The Financial Times recently dubbed our ecosystem the “hostile Internet,” a landscape dominated by spam, scams, and AI-generated garbage. In other words, you never know if the person agreeing with you online is your neighbor or a server farm in Singapore. This isn’t paranoia. It’s a business model. Ad revenue needs eyeballs. Eyeballs need content. If humans can’t produce content fast enough to make the platform profitable, then cue AI to fill in the gap. It doesn’t matter if the content is true, useful, or sane. All that matters is that you keep scrolling like a hamster running on a dopamine wheel.

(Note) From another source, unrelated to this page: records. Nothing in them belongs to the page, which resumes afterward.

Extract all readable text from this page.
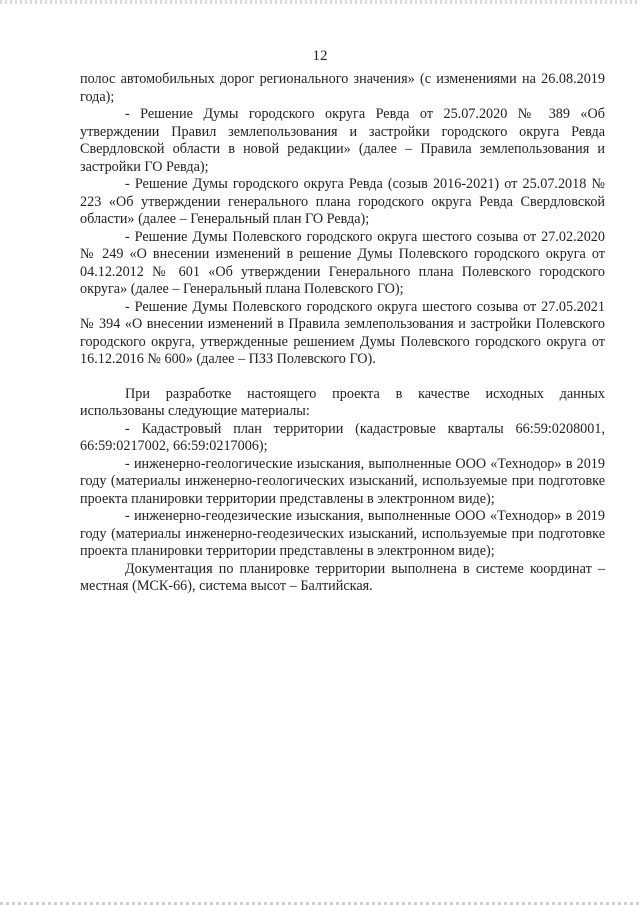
12

полос автомобильных дорог регионального значения» (с изменениями на 26.08.2019 года);

- Решение Думы городского округа Ревда от 25.07.2020 № 389 «Об утверждении Правил землепользования и застройки городского округа Ревда Свердловской области в новой редакции» (далее – Правила землепользования и застройки ГО Ревда);

- Решение Думы городского округа Ревда (созыв 2016-2021) от 25.07.2018 № 223 «Об утверждении генерального плана городского округа Ревда Свердловской области» (далее – Генеральный план ГО Ревда);

- Решение Думы Полевского городского округа шестого созыва от 27.02.2020 № 249 «О внесении изменений в решение Думы Полевского городского округа от 04.12.2012 № 601 «Об утверждении Генерального плана Полевского городского округа» (далее – Генеральный плана Полевского ГО);

- Решение Думы Полевского городского округа шестого созыва от 27.05.2021 № 394 «О внесении изменений в Правила землепользования и застройки Полевского городского округа, утвержденные решением Думы Полевского городского округа от 16.12.2016 № 600» (далее – ПЗЗ Полевского ГО).

При разработке настоящего проекта в качестве исходных данных использованы следующие материалы:

- Кадастровый план территории (кадастровые кварталы 66:59:0208001, 66:59:0217002, 66:59:0217006);

- инженерно-геологические изыскания, выполненные ООО «Технодор» в 2019 году (материалы инженерно-геологических изысканий, используемые при подготовке проекта планировки территории представлены в электронном виде);

- инженерно-геодезические изыскания, выполненные ООО «Технодор» в 2019 году (материалы инженерно-геодезических изысканий, используемые при подготовке проекта планировки территории представлены в электронном виде);

Документация по планировке территории выполнена в системе координат – местная (МСК-66), система высот – Балтийская.
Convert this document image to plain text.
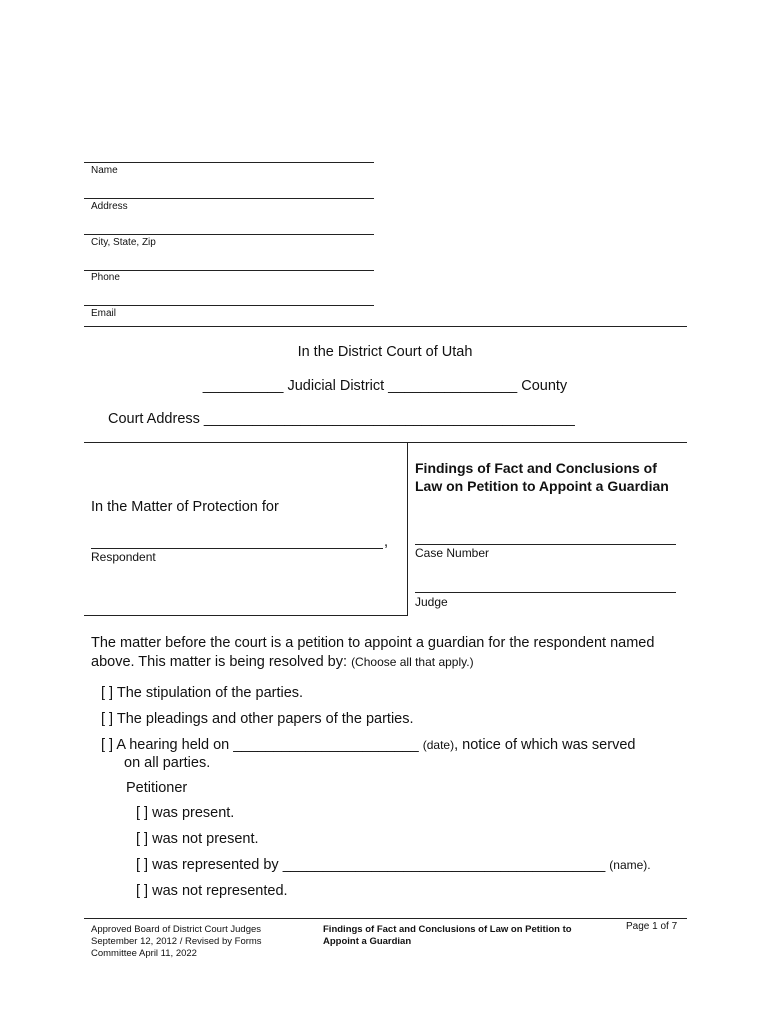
Name
Address
City, State, Zip
Phone
Email
In the District Court of Utah
__________ Judicial District ________________ County
Court Address ______________________________________________
In the Matter of Protection for
,
Respondent
Findings of Fact and Conclusions of Law on Petition to Appoint a Guardian
Case Number
Judge
The matter before the court is a petition to appoint a guardian for the respondent named above. This matter is being resolved by: (Choose all that apply.)
[ ] The stipulation of the parties.
[ ] The pleadings and other papers of the parties.
[ ] A hearing held on _______________________ (date), notice of which was served
on all parties.
Petitioner
[ ] was present.
[ ] was not present.
[ ] was represented by ________________________________________ (name).
[ ] was not represented.
Approved Board of District Court Judges
September 12, 2012 / Revised by Forms
Committee April 11, 2022
Findings of Fact and Conclusions of Law on Petition to
Appoint a Guardian
Page 1 of 7
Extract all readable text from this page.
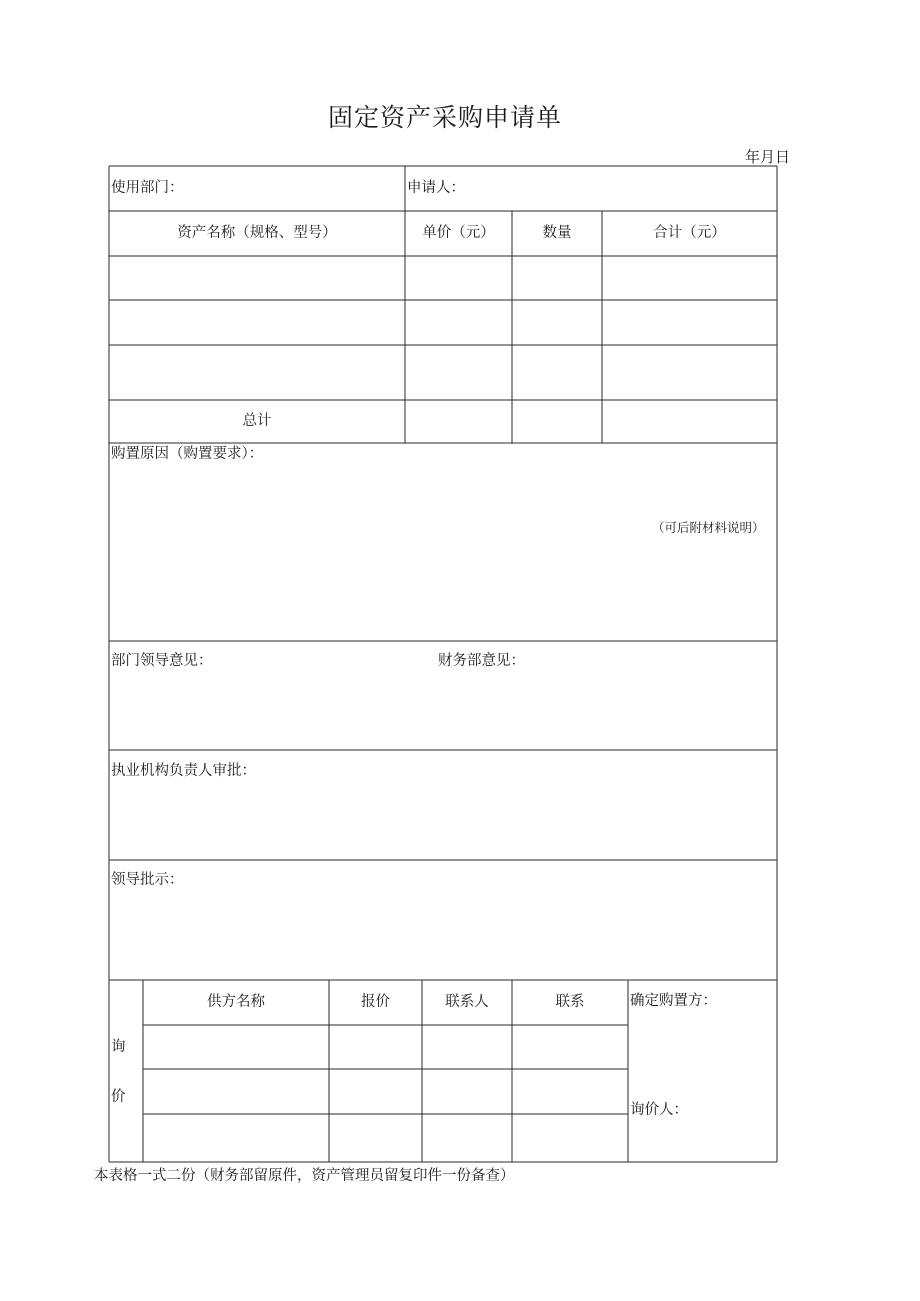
固定资产采购申请单
年月日
使用部门：	申请人：
资产名称（规格、型号）	单价（元）	数量	合计（元）
总计
购置原因（购置要求）：
（可后附材料说明）
部门领导意见：	财务部意见：
执业机构负责人审批：
领导批示：
询
价
供方名称	报价	联系人	联系	确定购置方：
询价人：
本表格一式二份（财务部留原件，资产管理员留复印件一份备查）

So yes, I believe the Internet is dead, but like any good zombie, it’s still wandering around, gnawing on brains and mumbling “Like, share, subscribe.” We’re basically watching The Muppets, only everyone’s Kermit, nobody’s Jim Henson, and Statler and Waldorf are just AI sock puppets telling you to buy a hot new secret crypto stock. Personally, I’m relieved. I thought the Internet was full of complete morons with the intelligence of warm pudding. Turns out, that’s just what makes me scroll further looking for something to engage with.

We no longer live in a media-saturated world. We live in a media-replaced world. Bots don’t need to perfectly imitate us, they just need to be “human enough” to pass the sniff test. If you find yourself nodding along to a Twitter bot’s hot take…well, congratulations, you just became useful to them.

Still think I’m overreacting? How do you know this post isn’t itself AI-generated? Maybe my typos are red herrings to make me seem human. Maybe they’re a secret code from the underground resistance. Maybe I’m here to convince you of the truth. Or maybe I’m here to tweak your contrarian flat-Earth nature and convince you it’s all nonsense so you spend another ten minutes doomscrolling and hitting some faceless ad network’s engagement goals.

Go ahead. Try to prove I’m human. I’ll wait. Either way, you just added another data point to the algorithm.


Update: Sam Altman, probably after reading this blog post, has announced a reversal of opinion and is now “Suddenly Worried Dead Internet Theory is Real.” Which means, technically, I’m thinking ahead of the CEO of an AI company, and we’re both behind the scam artists.